Since the University of Chicago left the Big Ten in 1946, Northwestern has been the only private school in the Big Ten.
Having either one or two private schools seems to be common practice for the power conferences. The SEC has Vanderbilt, the Big 12 has Baylor, the Pac-12 has USC and Stanford. The Big East has a bunch of private schools, but only one of them (Syracuse) in football. The ACC is a bit of an outlier, as four of their twelve schools are private.
Large public schools like those in the Big Ten have large enrollments and that usually translates into more money for the athletic departments. Besides Notre Dame, there aren't too many private schools that have a large, passionate fanbase among those who have never attended that or sometimes any other college.

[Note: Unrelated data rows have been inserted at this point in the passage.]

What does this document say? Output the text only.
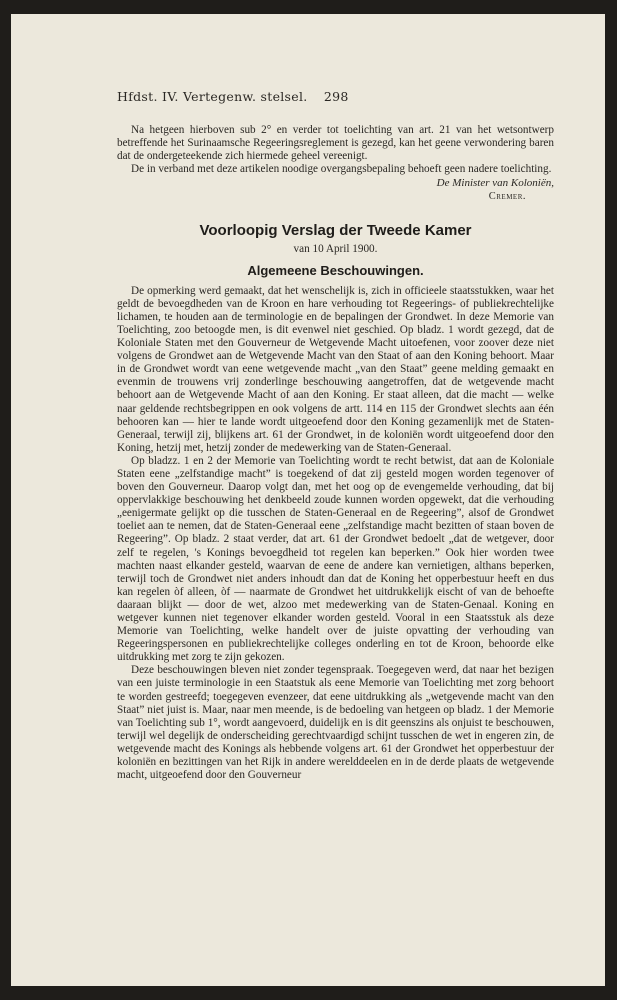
Hfdst. IV. Vertegenw. stelsel. 298

Na hetgeen hierboven sub 2° en verder tot toelichting van art. 21 van het wetsontwerp betreffende het Surinaamsche Regeeringsreglement is gezegd, kan het geene verwondering baren dat de ondergeteekende zich hiermede geheel vereenigt.

De in verband met deze artikelen noodige overgangsbepaling behoeft geen nadere toelichting.

De Minister van Koloniën,
Cremer.
Voorloopig Verslag der Tweede Kamer
van 10 April 1900.
Algemeene Beschouwingen.

De opmerking werd gemaakt, dat het wenschelijk is, zich in officieele staatsstukken, waar het geldt de bevoegdheden van de Kroon en hare verhouding tot Regeerings- of publiekrechtelijke lichamen, te houden aan de terminologie en de bepalingen der Grondwet. In deze Memorie van Toelichting, zoo betoogde men, is dit evenwel niet geschied. Op bladz. 1 wordt gezegd, dat de Koloniale Staten met den Gouverneur de Wetgevende Macht uitoefenen, voor zoover deze niet volgens de Grondwet aan de Wetgevende Macht van den Staat of aan den Koning behoort. Maar in de Grondwet wordt van eene wetgevende macht „van den Staat” geene melding gemaakt en evenmin de trouwens vrij zonderlinge beschouwing aangetroffen, dat de wetgevende macht behoort aan de Wetgevende Macht of aan den Koning. Er staat alleen, dat die macht — welke naar geldende rechtsbegrippen en ook volgens de artt. 114 en 115 der Grondwet slechts aan één behooren kan — hier te lande wordt uitgeoefend door den Koning gezamenlijk met de Staten-Generaal, terwijl zij, blijkens art. 61 der Grondwet, in de koloniën wordt uitgeoefend door den Koning, hetzij met, hetzij zonder de medewerking van de Staten-Generaal.

Op bladzz. 1 en 2 der Memorie van Toelichting wordt te recht betwist, dat aan de Koloniale Staten eene „zelfstandige macht” is toegekend of dat zij gesteld mogen worden tegenover of boven den Gouverneur. Daarop volgt dan, met het oog op de evengemelde verhouding, dat bij oppervlakkige beschouwing het denkbeeld zoude kunnen worden opgewekt, dat die verhouding „eenigermate gelijkt op die tusschen de Staten-Generaal en de Regeering”, alsof de Grondwet toeliet aan te nemen, dat de Staten-Generaal eene „zelfstandige macht bezitten of staan boven de Regeering”. Op bladz. 2 staat verder, dat art. 61 der Grondwet bedoelt „dat de wetgever, door zelf te regelen, 's Konings bevoegdheid tot regelen kan beperken.” Ook hier worden twee machten naast elkander gesteld, waarvan de eene de andere kan vernietigen, althans beperken, terwijl toch de Grondwet niet anders inhoudt dan dat de Koning het opperbestuur heeft en dus kan regelen òf alleen, òf — naarmate de Grondwet het uitdrukkelijk eischt of van de behoefte daaraan blijkt — door de wet, alzoo met medewerking van de Staten-Genaal. Koning en wetgever kunnen niet tegenover elkander worden gesteld. Vooral in een Staatsstuk als deze Memorie van Toelichting, welke handelt over de juiste opvatting der verhouding van Regeeringspersonen en publiekrechtelijke colleges onderling en tot de Kroon, behoorde elke uitdrukking met zorg te zijn gekozen.

Deze beschouwingen bleven niet zonder tegenspraak. Toegegeven werd, dat naar het bezigen van een juiste terminologie in een Staatstuk als eene Memorie van Toelichting met zorg behoort te worden gestreefd; toegegeven evenzeer, dat eene uitdrukking als „wetgevende macht van den Staat” niet juist is. Maar, naar men meende, is de bedoeling van hetgeen op bladz. 1 der Memorie van Toelichting sub 1°, wordt aangevoerd, duidelijk en is dit geenszins als onjuist te beschouwen, terwijl wel degelijk de onderscheiding gerechtvaardigd schijnt tusschen de wet in engeren zin, de wetgevende macht des Konings als hebbende volgens art. 61 der Grondwet het opperbestuur der koloniën en bezittingen van het Rijk in andere werelddeelen en in de derde plaats de wetgevende macht, uitgeoefend door den Gouverneur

There are a lot of rabid Buckeye fans in Ohio that have never set foot on campus, but I don't think there are too many Northwestern diehards that aren't directly affiliated with the university.
Is it good for a major conference to have a single, smaller private school that has these disadvantages? I'm not trying to say that obstacles that private schools face are impossible to overcome; Northwestern has fielded a consistently decent football team for a while now, and Vanderbilt and Baylor have had some recent hoops success (to name just a few examples).

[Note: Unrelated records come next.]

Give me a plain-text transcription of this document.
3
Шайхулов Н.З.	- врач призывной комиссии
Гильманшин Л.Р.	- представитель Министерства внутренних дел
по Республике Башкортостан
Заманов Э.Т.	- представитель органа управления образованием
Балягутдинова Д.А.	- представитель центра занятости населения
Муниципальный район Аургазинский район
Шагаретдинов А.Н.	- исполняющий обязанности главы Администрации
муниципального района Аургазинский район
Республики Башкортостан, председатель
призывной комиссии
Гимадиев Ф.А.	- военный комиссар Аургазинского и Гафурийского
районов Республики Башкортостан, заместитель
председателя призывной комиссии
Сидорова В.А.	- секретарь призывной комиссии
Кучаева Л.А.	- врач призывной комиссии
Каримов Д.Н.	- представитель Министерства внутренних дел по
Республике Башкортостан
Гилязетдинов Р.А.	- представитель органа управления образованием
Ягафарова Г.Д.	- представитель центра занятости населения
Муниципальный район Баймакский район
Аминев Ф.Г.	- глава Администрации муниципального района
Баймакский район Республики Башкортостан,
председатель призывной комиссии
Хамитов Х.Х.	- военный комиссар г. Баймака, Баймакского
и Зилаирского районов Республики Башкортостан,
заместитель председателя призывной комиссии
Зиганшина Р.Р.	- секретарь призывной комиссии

I really don't know the answer to this question. Since Northwestern has been in the Big Ten as long as I've been around, they seem like they belong to me, but they don't fit in with the profile of the other conference schools.
I'm not sure what the point of this post is, but writing it has made me think about the makeup of big-time college conferences. Which blend of private and public schools works the best in a conference?
Even if the question doesn't make sense, I'll put it in a poll anyway to see what the responses are. I am not going to include the answer "It depends on the specific schools involved", because I think everyone would pick that because it makes too much sense.